In contrast to the liberal-internationalist view, the "realist" can sound amoral and cynical. Because there is a certain missionary element to the liberal-internationalist approach that is particularly visible in cases of "humanitarian intervention." Neocons also strike a certain kind of moral pose, too, though there's is more along the lines of what's right is what the US wants to do, and to hell with what any foreigners might think. And neocons are happy to borrow liberal-internationalist rhetoric about spreading democracy and supporting human rights.

The wars of the last 20 years in Afghanistan, Iraq, Syria, and Libya provide plenty of material to judge how much democracy, morality, and human rights benefitted from those conflicts.

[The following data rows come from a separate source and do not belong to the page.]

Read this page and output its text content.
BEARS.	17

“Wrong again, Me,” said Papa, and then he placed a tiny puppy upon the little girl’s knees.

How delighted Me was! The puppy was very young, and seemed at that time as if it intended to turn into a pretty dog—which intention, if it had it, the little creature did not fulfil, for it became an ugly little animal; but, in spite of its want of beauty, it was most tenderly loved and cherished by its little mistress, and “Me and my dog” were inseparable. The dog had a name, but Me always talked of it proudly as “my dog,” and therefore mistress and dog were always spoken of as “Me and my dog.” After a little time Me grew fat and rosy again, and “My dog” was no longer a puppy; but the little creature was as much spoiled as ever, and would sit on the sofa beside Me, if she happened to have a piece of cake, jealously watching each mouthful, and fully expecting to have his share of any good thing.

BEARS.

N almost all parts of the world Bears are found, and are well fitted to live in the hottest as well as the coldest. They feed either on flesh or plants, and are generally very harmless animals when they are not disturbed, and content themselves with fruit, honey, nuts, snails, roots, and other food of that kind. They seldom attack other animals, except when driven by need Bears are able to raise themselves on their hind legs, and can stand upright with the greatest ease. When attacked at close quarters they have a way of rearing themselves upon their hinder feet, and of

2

Bad decisions and militarized foreign policy can lead to immoral actions including lots of unnecessary killing. So their actual moral superiority to realism is certainly subject to question.

Hocke responds to the moralistic criticism of the realist outlook in the context of NATO expansion in his 2014 article:
What is new since the 1990s is that the West believes that authoritarian rulers are falling away from their faith and mutating into democrats. It is not Putin who lives "in another world", it is the democratic politicians who live in a dream world with regard to Putin if they believed that he had become a "flawless democrat" [a reference to a particularly ill-advised comment about Putin by German Chancellor Gerhard Schröder in 2004]. Not pseudo-democratic trickery, but Realpolitik sobriety and an understanding of limited balance of interests and distance would have been necessary in dealing with Russia. Instead, sultry rhetoric of commonality dominated. Most Western politicians had lost their realistic sense of touch when dealing with Russia. Now, in the Ukraine crisis, they are forced to discover for themselves the Realpolitik laws of power politics. [my translation from the German]

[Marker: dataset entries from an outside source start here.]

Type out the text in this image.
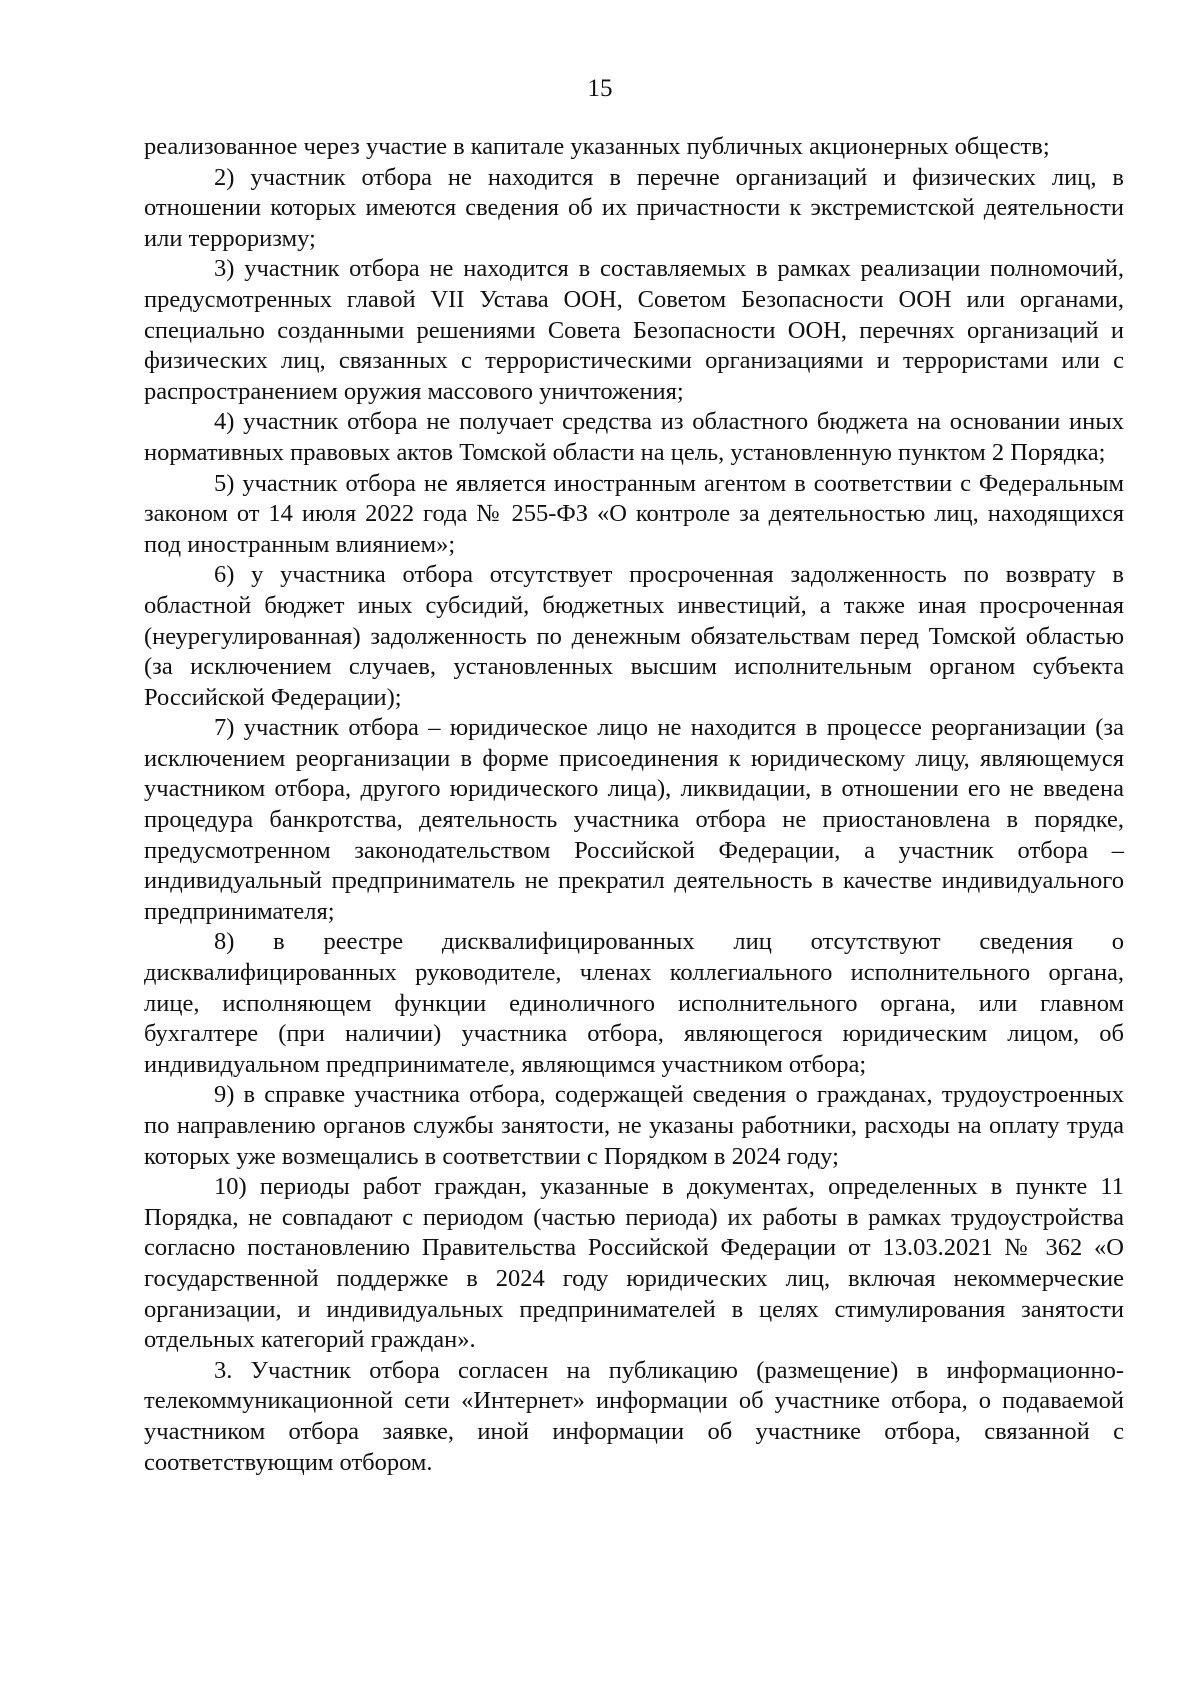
15

реализованное через участие в капитале указанных публичных акционерных обществ;

2) участник отбора не находится в перечне организаций и физических лиц, в отношении которых имеются сведения об их причастности к экстремистской деятельности или терроризму;

3) участник отбора не находится в составляемых в рамках реализации полномочий, предусмотренных главой VII Устава ООН, Советом Безопасности ООН или органами, специально созданными решениями Совета Безопасности ООН, перечнях организаций и физических лиц, связанных с террористическими организациями и террористами или с распространением оружия массового уничтожения;

4) участник отбора не получает средства из областного бюджета на основании иных нормативных правовых актов Томской области на цель, установленную пунктом 2 Порядка;

5) участник отбора не является иностранным агентом в соответствии с Федеральным законом от 14 июля 2022 года № 255-ФЗ «О контроле за деятельностью лиц, находящихся под иностранным влиянием»;

6) у участника отбора отсутствует просроченная задолженность по возврату в областной бюджет иных субсидий, бюджетных инвестиций, а также иная просроченная (неурегулированная) задолженность по денежным обязательствам перед Томской областью (за исключением случаев, установленных высшим исполнительным органом субъекта Российской Федерации);

7) участник отбора – юридическое лицо не находится в процессе реорганизации (за исключением реорганизации в форме присоединения к юридическому лицу, являющемуся участником отбора, другого юридического лица), ликвидации, в отношении его не введена процедура банкротства, деятельность участника отбора не приостановлена в порядке, предусмотренном законодательством Российской Федерации, а участник отбора – индивидуальный предприниматель не прекратил деятельность в качестве индивидуального предпринимателя;

8) в реестре дисквалифицированных лиц отсутствуют сведения о дисквалифицированных руководителе, членах коллегиального исполнительного органа, лице, исполняющем функции единоличного исполнительного органа, или главном бухгалтере (при наличии) участника отбора, являющегося юридическим лицом, об индивидуальном предпринимателе, являющимся участником отбора;

9) в справке участника отбора, содержащей сведения о гражданах, трудоустроенных по направлению органов службы занятости, не указаны работники, расходы на оплату труда которых уже возмещались в соответствии с Порядком в 2024 году;

10) периоды работ граждан, указанные в документах, определенных в пункте 11 Порядка, не совпадают с периодом (частью периода) их работы в рамках трудоустройства согласно постановлению Правительства Российской Федерации от 13.03.2021 № 362 «О государственной поддержке в 2024 году юридических лиц, включая некоммерческие организации, и индивидуальных предпринимателей в целях стимулирования занятости отдельных категорий граждан».

3. Участник отбора согласен на публикацию (размещение) в информационно-телекоммуникационной сети «Интернет» информации об участнике отбора, о подаваемой участником отбора заявке, иной информации об участнике отбора, связанной с соответствующим отбором.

When we think back to the large expansion of NATO that was formalized in 2004, which included incorporating the former Soviet republics of Estonia, Latvia, and Lithuania, we can also see that plain arrogance played a huge part in the shared assumptions of the liberal internationalist theorists and neocons in that immediate post-9/11 era. They just didn't believe Russia could or would push back in any effective way.

Even if the Obama-Biden Administration didn't always apply the rule adequately, notably in the Libya intervention to take just one example, their supposed guideline of "don't do stupid stuff" is something that US policymakers have often given too little attention, during the Cold War and since.